Marketing Daily reports that Sharpie is looking to keep its iconic markers top of mind with a new marketing campaign that positions the marker as the enabler of self-expression. “We do traditionally see a spike during a back-to-school time period,” Sally Grimes, global vice president of marketing for Sharpie, tells Marketing Daily. “But we’re starting now because we think Sharpie is about much more than a school supply. It’s a tool for self-expression not necessarily tied to any particular season.”

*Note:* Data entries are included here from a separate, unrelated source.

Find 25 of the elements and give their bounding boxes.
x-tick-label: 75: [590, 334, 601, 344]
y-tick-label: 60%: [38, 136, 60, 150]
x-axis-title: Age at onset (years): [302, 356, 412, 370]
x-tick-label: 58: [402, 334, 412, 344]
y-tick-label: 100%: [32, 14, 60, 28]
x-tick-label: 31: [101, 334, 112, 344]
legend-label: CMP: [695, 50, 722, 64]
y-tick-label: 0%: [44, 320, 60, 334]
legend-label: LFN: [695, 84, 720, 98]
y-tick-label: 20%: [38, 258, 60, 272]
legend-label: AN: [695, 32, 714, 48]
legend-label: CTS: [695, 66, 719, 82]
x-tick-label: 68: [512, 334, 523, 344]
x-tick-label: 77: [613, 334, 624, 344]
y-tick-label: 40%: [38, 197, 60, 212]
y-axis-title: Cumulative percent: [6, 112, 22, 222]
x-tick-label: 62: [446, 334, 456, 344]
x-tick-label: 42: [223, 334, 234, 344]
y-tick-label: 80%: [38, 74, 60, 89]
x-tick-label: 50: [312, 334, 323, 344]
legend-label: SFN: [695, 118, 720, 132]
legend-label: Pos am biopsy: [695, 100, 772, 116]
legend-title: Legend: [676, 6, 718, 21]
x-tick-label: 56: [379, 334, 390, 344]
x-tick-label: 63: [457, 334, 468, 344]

The new effort, from Draftfcb in Chicago, includes print and television advertising, as well as an interactive and community Web site. Print, which broke this week, depicts Sharpie markers changing everyday items into something more distinctive and personal. In one ad, for instance, an ordinary pair of sneakers is transformed into colorful, psychedelic design via a Sharpie Twin Tip Marker. Here is a Youtube Video that showcases the concept:

The tagline: “Uncap what’s inside.” The print ads will run in magazines such as Real Simple, Good Housekeeping, Every Day with Rachael Ray and US Weekly. Television ads will begin airing this week on several national cable networks. “The inspiration for the campaign really came from the consumer,” Grimes says. “It came from the many ways that passionate Sharpie consumers are using the product today. If you Google Sharpie, you can see all the amazing things people are doing with Sharpie markers.”

To that end, the company has also developed a community Web site, Sharpie Uncapped, where people can share ideas about how to use Sharpie markers to help personalize their lives. Users will be able to share images and videos of everyday items that they have transformed using Sharpie markers. Each month, Sharpie will showcase the most inspiring in a special Sharpie Uncapped Gallery on the site. Other online elements include a blog and links to Facebook fan pages. The community also includes input and ideas from the so-called “Sharpie Squad,” a group of artists and bloggers who are inspired by Sharpie markers, according to Grimes. These fans will help provide tips and videos to give other users ideas for their own expressions, she says.

“The goal is really to inspire people to get creative and express themselves with Sharpie,” Grimes says. “It’s really a change in the way we as marketers interact with our consumers. It’s about what they think about us and celebrating the many loyal and passionate fans of Sharpie out there.”

It occurs to this old Art Dog that Sharpie’s new strategy could be a boon for savvy art material retails who feature and promote Sharpies to this target audience.